Je m’explique : la civilisation dans laquelle nous nous débattons avec force palabres sur le nécessaire retour à la fraternité est totalement inféodée à ce qui aujourd’hui fait office de véritable « religion » (au sens latin du terme religere), à savoir le marketing.
Personne, à ce jour, n’oserait présenter à une quelconque autorité - qu’elle prenne la forme d’un hiérarchique, d’une banque voire du bureau d’une association qui cherche des partenaires – un désir qui ne prenne pas la forme d’un business plan. Ce marketing atteint tout (j’ai eu envie d’écrire « gangrène » tout) et va même jusqu’à oser l’infâme expression de « marketing relationnel ». Tant qu’on passera toute relation par cette moulinette-là, la fraternité fera long feu.
Et c’est pourtant ce qui se passe.
Pourquoi, parce que tout passe par le filtre du « marchand ». J’en veux pour preuve « Le Village des Jeux pour la Francophonie ».
Osera-t-on un jour se dire que l’éducation, les soins, la justice, le politique devront avoir comme charte (non-écrite mais vécue) l’abandon du mercantilisme ?
Osera-t-on un jour croire qu’une vision n’est pas un projet et que le chemin vers la création de l’existence matérielle de cette vision ne s’emprunte qu’en « marchant » sans avoir au préalable balisé tout l’itinéraire ni surtout retenu à l’avance tous les gîtes d’étapes ? Je pense là au Chemin de Saint-Jacques de Compostelle qui se transforme petit à petit en chemin de grande randonnée et qui fait oublier que le chemin est avant tout une avancée personnelle.

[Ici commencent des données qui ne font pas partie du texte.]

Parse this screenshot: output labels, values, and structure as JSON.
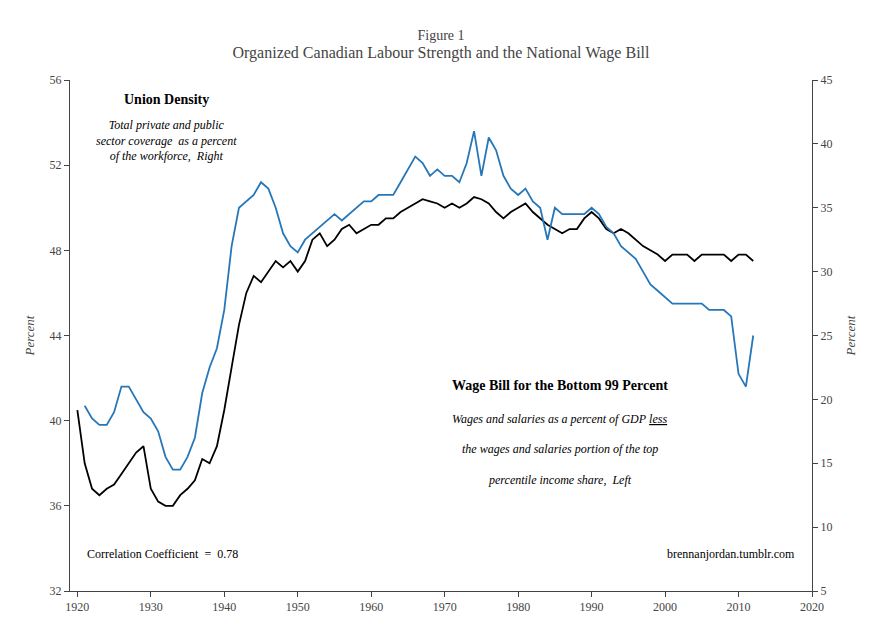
{
  "chart_data": {
    "type": "line",
    "title": "Figure 1",
    "subtitle": "Organized Canadian Labour Strength and the National Wage Bill",
    "ylabel": "Percent",
    "y2label": "Percent",
    "xlim": [
      1919,
      2020
    ],
    "xticks": [
      1920,
      1930,
      1940,
      1950,
      1960,
      1970,
      1980,
      1990,
      2000,
      2010,
      2020
    ],
    "ylim": [
      32,
      56
    ],
    "yticks": [
      32,
      36,
      40,
      44,
      48,
      52,
      56
    ],
    "y2lim": [
      5,
      45
    ],
    "y2ticks": [
      5,
      10,
      15,
      20,
      25,
      30,
      35,
      40,
      45
    ],
    "grid": false,
    "annotations": [
      "Union Density",
      "Total private and public\nsector coverage  as a percent\nof the workforce,  Right",
      "Wage Bill for the Bottom 99 Percent",
      "Wages and salaries as a percent of GDP ",
      "less",
      "the wages and salaries portion of the top",
      "percentile income share,  Left",
      "Correlation Coefficient  =  0.78",
      "brennanjordan.tumblr.com"
    ],
    "series": [
      {
        "color": "#000000",
        "axis": "y",
        "x": [
          1920,
          1921,
          1922,
          1923,
          1924,
          1925,
          1926,
          1927,
          1928,
          1929,
          1930,
          1931,
          1932,
          1933,
          1934,
          1935,
          1936,
          1937,
          1938,
          1939,
          1940,
          1941,
          1942,
          1943,
          1944,
          1945,
          1946,
          1947,
          1948,
          1949,
          1950,
          1951,
          1952,
          1953,
          1954,
          1955,
          1956,
          1957,
          1958,
          1959,
          1960,
          1961,
          1962,
          1963,
          1964,
          1965,
          1966,
          1967,
          1968,
          1969,
          1970,
          1971,
          1972,
          1973,
          1974,
          1975,
          1976,
          1977,
          1978,
          1979,
          1980,
          1981,
          1982,
          1983,
          1984,
          1985,
          1986,
          1987,
          1988,
          1989,
          1990,
          1991,
          1992,
          1993,
          1994,
          1995,
          1996,
          1997,
          1998,
          1999,
          2000,
          2001,
          2002,
          2003,
          2004,
          2005,
          2006,
          2007,
          2008,
          2009,
          2010,
          2011,
          2012
        ],
        "values": [
          40.5,
          38.0,
          36.8,
          36.5,
          36.8,
          37.0,
          37.5,
          38.0,
          38.5,
          38.8,
          36.8,
          36.2,
          36.0,
          36.0,
          36.5,
          36.8,
          37.2,
          38.2,
          38.0,
          38.8,
          40.5,
          42.5,
          44.5,
          46.0,
          46.8,
          46.5,
          47.0,
          47.5,
          47.2,
          47.5,
          47.0,
          47.5,
          48.5,
          48.8,
          48.2,
          48.5,
          49.0,
          49.2,
          48.8,
          49.0,
          49.2,
          49.2,
          49.5,
          49.5,
          49.8,
          50.0,
          50.2,
          50.4,
          50.3,
          50.2,
          50.0,
          50.2,
          50.0,
          50.2,
          50.5,
          50.4,
          50.2,
          49.8,
          49.5,
          49.8,
          50.0,
          50.2,
          49.8,
          49.5,
          49.2,
          49.0,
          48.8,
          49.0,
          49.0,
          49.5,
          49.8,
          49.5,
          49.0,
          48.8,
          49.0,
          48.8,
          48.5,
          48.2,
          48.0,
          47.8,
          47.5,
          47.8,
          47.8,
          47.8,
          47.5,
          47.8,
          47.8,
          47.8,
          47.8,
          47.5,
          47.8,
          47.8,
          47.5
        ]
      },
      {
        "color": "#2777B8",
        "axis": "y2",
        "x": [
          1921,
          1922,
          1923,
          1924,
          1925,
          1926,
          1927,
          1928,
          1929,
          1930,
          1931,
          1932,
          1933,
          1934,
          1935,
          1936,
          1937,
          1938,
          1939,
          1940,
          1941,
          1942,
          1943,
          1944,
          1945,
          1946,
          1947,
          1948,
          1949,
          1950,
          1951,
          1952,
          1953,
          1954,
          1955,
          1956,
          1957,
          1958,
          1959,
          1960,
          1961,
          1962,
          1963,
          1964,
          1965,
          1966,
          1967,
          1968,
          1969,
          1970,
          1971,
          1972,
          1973,
          1974,
          1975,
          1976,
          1977,
          1978,
          1979,
          1980,
          1981,
          1982,
          1983,
          1984,
          1985,
          1986,
          1987,
          1988,
          1989,
          1990,
          1991,
          1992,
          1993,
          1994,
          1995,
          1996,
          1997,
          1998,
          1999,
          2000,
          2001,
          2002,
          2003,
          2004,
          2005,
          2006,
          2007,
          2008,
          2009,
          2010,
          2011,
          2012
        ],
        "values": [
          19.5,
          18.5,
          18.0,
          18.0,
          19.0,
          21.0,
          21.0,
          20.0,
          19.0,
          18.5,
          17.5,
          15.5,
          14.5,
          14.5,
          15.5,
          17.0,
          20.5,
          22.5,
          24.0,
          27.0,
          32.0,
          35.0,
          35.5,
          36.0,
          37.0,
          36.5,
          35.0,
          33.0,
          32.0,
          31.5,
          32.5,
          33.0,
          33.5,
          34.0,
          34.5,
          34.0,
          34.5,
          35.0,
          35.5,
          35.5,
          36.0,
          36.0,
          36.0,
          37.0,
          38.0,
          39.0,
          38.5,
          37.5,
          38.0,
          37.5,
          37.5,
          37.0,
          38.5,
          41.0,
          37.5,
          40.5,
          39.5,
          37.5,
          36.5,
          36.0,
          36.5,
          35.5,
          35.0,
          32.5,
          35.0,
          34.5,
          34.5,
          34.5,
          34.5,
          35.0,
          34.5,
          33.5,
          33.0,
          32.0,
          31.5,
          31.0,
          30.0,
          29.0,
          28.5,
          28.0,
          27.5,
          27.5,
          27.5,
          27.5,
          27.5,
          27.0,
          27.0,
          27.0,
          26.5,
          22.0,
          21.0,
          25.0
        ]
      }
    ]
  }
}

Je sais, bien sûr, que mes propos paraissent tout à fait irréalistes et qu’ils prêtent à la moquerie, mais je ne crois qu’à l’efficacité d’une pratique : c’est l’ordalie du faire.
On jetait les sorcières au feu en prétendant que Dieu les empêcherait de se consumer si elles n’étaient pas sorcières. Quand je parle de « l’ordalie du faire », je vois le jugement de ce qui est plus grand que la civilisation technicienne (et que je ne sais nommer) et qui fera exister les rêves s’ils ne résistent au passage à l’acte en commun, même si ce « commun » se résume à deux personnes.